I had recently bought a Martin Warthog compound bow, sitting at right around 55lbs., that I was anxious to try out. Pete knew a spot, on the Taconic parkway, where there were a couple of tree stands owned by friends of his. He had the permission to use the stands so we went up and each took a stand separated by roughly a half mile.

I put out a film canister that contained several cotton balls soaked with Tinks #69. Tinks was a favorite of mine back then.

I noted that it was starting to get light and that the sun was coming up over my left shoulder. At about the same time a young doe decided to lay down at the base of my ladder and kept looking up at me. I was finally able to get her to move at just about the time I needed to head out in order to get to work.

I climbed down, grabbed my film canister, put the lid on it and started walking to the car. I had made it about 15 yards when I heard a thump, thump, thump behind me. It sounded like someone pounding their fists into the ground. Fortunately, I still had an arrow nocked

I turned around to see a solid buck with a nice rack. Without a whole lot of thought I lifted the bow, pulled back the string and let the arrow fly. To be honest I can’t really tell you if I aimed or just pointed the arrow in the general direction as it happened so quickly.

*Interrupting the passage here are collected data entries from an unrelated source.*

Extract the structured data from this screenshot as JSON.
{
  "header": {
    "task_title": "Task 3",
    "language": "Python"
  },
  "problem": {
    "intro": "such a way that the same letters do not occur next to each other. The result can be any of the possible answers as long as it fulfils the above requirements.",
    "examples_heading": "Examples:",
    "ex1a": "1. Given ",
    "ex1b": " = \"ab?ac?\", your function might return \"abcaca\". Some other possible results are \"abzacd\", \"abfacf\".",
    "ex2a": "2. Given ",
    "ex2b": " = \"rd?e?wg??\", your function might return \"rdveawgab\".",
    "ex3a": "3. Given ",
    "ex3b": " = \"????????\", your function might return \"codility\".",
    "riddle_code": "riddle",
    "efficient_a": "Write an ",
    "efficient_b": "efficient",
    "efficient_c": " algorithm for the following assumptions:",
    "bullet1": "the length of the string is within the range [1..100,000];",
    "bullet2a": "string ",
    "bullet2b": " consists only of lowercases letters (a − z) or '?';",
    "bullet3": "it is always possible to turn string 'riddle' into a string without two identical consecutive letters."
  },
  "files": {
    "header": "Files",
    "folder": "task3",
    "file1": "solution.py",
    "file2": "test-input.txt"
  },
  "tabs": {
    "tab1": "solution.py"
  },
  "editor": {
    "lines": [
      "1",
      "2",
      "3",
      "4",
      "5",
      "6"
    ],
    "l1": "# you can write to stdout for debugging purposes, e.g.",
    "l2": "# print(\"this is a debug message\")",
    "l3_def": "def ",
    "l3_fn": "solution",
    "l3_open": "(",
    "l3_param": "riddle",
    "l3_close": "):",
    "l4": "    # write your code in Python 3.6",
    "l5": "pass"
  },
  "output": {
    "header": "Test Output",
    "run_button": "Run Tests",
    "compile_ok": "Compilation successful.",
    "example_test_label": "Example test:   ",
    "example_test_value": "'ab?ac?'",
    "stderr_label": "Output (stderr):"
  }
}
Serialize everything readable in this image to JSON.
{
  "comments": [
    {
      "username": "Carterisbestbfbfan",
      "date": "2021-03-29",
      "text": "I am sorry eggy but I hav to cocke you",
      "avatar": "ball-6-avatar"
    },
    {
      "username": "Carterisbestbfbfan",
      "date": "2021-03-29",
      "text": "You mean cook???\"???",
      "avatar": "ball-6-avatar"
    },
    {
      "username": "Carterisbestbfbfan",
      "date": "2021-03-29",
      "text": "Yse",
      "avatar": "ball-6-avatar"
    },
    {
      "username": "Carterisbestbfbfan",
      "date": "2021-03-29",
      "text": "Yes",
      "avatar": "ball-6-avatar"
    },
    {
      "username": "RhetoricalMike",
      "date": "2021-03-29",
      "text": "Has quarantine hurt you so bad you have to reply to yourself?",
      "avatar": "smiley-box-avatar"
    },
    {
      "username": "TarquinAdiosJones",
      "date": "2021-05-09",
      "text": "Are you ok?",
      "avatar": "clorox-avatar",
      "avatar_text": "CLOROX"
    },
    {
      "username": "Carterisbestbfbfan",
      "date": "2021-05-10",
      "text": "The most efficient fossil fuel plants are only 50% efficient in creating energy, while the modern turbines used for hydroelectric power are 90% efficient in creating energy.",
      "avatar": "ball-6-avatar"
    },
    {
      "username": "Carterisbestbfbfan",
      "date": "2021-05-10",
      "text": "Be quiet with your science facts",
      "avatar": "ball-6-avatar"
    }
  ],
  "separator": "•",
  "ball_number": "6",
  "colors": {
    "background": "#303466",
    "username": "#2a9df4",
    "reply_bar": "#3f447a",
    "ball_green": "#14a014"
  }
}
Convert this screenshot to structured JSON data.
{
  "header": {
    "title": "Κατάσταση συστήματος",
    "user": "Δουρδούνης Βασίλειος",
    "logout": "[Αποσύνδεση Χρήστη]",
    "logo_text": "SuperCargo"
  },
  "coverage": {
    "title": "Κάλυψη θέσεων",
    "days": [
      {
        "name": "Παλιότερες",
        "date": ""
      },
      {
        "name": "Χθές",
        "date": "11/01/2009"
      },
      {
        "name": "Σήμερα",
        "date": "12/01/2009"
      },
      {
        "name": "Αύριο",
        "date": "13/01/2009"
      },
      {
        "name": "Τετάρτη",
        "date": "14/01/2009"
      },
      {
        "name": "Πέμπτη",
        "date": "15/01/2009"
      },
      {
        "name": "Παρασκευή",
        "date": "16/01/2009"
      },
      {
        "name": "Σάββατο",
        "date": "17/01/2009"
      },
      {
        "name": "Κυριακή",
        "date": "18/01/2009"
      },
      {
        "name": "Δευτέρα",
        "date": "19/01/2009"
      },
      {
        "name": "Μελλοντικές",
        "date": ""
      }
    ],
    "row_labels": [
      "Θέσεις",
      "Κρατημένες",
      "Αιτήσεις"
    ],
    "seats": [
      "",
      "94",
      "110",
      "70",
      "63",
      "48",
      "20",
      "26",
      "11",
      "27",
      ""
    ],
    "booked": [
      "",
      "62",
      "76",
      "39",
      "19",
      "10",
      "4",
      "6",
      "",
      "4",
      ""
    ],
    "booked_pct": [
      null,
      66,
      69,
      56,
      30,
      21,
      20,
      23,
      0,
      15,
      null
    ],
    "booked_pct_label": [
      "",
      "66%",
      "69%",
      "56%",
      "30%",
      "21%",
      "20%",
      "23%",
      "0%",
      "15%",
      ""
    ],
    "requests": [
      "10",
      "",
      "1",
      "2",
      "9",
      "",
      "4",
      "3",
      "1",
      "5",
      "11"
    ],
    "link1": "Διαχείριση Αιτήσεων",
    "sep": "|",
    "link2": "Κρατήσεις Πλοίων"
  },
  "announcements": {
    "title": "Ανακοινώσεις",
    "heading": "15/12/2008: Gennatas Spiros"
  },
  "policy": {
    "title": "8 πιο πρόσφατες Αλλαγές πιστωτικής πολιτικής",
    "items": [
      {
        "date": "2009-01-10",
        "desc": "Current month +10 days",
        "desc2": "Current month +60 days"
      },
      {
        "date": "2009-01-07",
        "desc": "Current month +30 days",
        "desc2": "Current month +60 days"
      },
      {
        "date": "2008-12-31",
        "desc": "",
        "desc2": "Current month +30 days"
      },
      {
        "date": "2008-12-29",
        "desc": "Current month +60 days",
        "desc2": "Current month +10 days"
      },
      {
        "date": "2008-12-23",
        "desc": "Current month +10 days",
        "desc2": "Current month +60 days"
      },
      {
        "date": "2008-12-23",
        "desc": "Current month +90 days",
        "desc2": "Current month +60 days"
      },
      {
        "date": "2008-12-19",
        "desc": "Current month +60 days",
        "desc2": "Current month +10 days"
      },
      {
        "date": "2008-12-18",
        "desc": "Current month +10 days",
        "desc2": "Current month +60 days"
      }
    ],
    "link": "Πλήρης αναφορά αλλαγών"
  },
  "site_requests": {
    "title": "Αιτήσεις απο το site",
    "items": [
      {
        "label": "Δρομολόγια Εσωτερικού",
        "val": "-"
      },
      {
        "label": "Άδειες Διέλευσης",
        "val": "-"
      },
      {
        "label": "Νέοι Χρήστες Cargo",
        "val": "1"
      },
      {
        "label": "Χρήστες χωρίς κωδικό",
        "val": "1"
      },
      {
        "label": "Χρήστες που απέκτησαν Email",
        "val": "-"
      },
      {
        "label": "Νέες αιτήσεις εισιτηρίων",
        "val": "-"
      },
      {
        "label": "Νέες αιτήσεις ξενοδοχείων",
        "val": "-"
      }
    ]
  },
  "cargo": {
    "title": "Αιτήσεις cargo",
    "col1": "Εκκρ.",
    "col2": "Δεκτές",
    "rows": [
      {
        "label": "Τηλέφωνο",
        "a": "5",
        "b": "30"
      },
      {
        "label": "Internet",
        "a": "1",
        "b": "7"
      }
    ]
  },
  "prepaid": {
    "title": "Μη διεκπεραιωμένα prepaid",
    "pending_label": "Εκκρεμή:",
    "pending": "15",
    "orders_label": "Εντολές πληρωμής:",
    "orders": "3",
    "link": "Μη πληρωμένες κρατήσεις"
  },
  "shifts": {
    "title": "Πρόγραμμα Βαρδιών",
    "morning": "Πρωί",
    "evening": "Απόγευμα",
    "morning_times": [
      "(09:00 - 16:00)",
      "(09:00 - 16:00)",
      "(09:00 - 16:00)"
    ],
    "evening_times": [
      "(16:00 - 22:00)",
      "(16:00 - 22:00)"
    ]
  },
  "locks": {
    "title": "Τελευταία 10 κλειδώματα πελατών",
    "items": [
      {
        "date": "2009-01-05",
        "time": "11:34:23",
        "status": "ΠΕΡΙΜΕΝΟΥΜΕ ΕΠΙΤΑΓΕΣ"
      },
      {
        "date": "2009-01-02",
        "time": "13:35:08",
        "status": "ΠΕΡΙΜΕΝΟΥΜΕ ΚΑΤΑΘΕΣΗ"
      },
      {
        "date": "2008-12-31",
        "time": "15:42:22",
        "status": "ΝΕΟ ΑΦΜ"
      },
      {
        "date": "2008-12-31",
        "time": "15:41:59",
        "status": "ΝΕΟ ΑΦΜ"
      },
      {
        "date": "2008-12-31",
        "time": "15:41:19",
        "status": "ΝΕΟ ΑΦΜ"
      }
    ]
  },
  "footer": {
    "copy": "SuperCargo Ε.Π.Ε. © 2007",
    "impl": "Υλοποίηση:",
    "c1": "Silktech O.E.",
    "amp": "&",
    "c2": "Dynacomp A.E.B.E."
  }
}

The buck took off like a bat out of hell. My first reaction was that I had rushed the shot and had missed. My next thought was that I had rushed the shot and wounded the deer. After several minutes of doubts and telling myself what a knucklehead I was I decided to go take a look.

I started to look for the arrow. After a couple of minutes of striking out I decided to head in the direction the buck had run off in. I walked about 50 yards and found my arrow. It was covered in blood and bubbles

At that time, I was shooting Easton XX75’s with a 125 grain Nap Razorback 5. Man I loved those broad-heads!!! I would take some emery cloth and sand down the shafts a little bit so they spun and almost whistled when you shot them. They made a nice hole as well. We referred to the area where they entered, and usually exited as the killing pentagram, Needless to say I was now tracking the blood trail which wasn’t very difficult as the buck had hemorrhaged and was leaving a stream of blood behind.

I got to the top of a ridge and looked out over the plateau in front of me. I saw Pete coming towards me. The buck was lying about halfway between us. I just jumped in the air like a kid getting a new toy on Christmas morning.

I went down to the deer and saw that I had shot it in the front left chest. The arrow had pierced the heart and nicked the lungs.

Pete and I gutted the buck and dragged it back to the car.

As we drove back to my cousin’s gas station I called in to work to let them know I would not be in that day.

The buck was a 16 inch inside spread, 8 point, typical that dressed out at 160 lbs.

My first truly big rack deer.

I am still waiting for something bigger to join him on the wall, but one thing is for sure…I’ll never forget my first.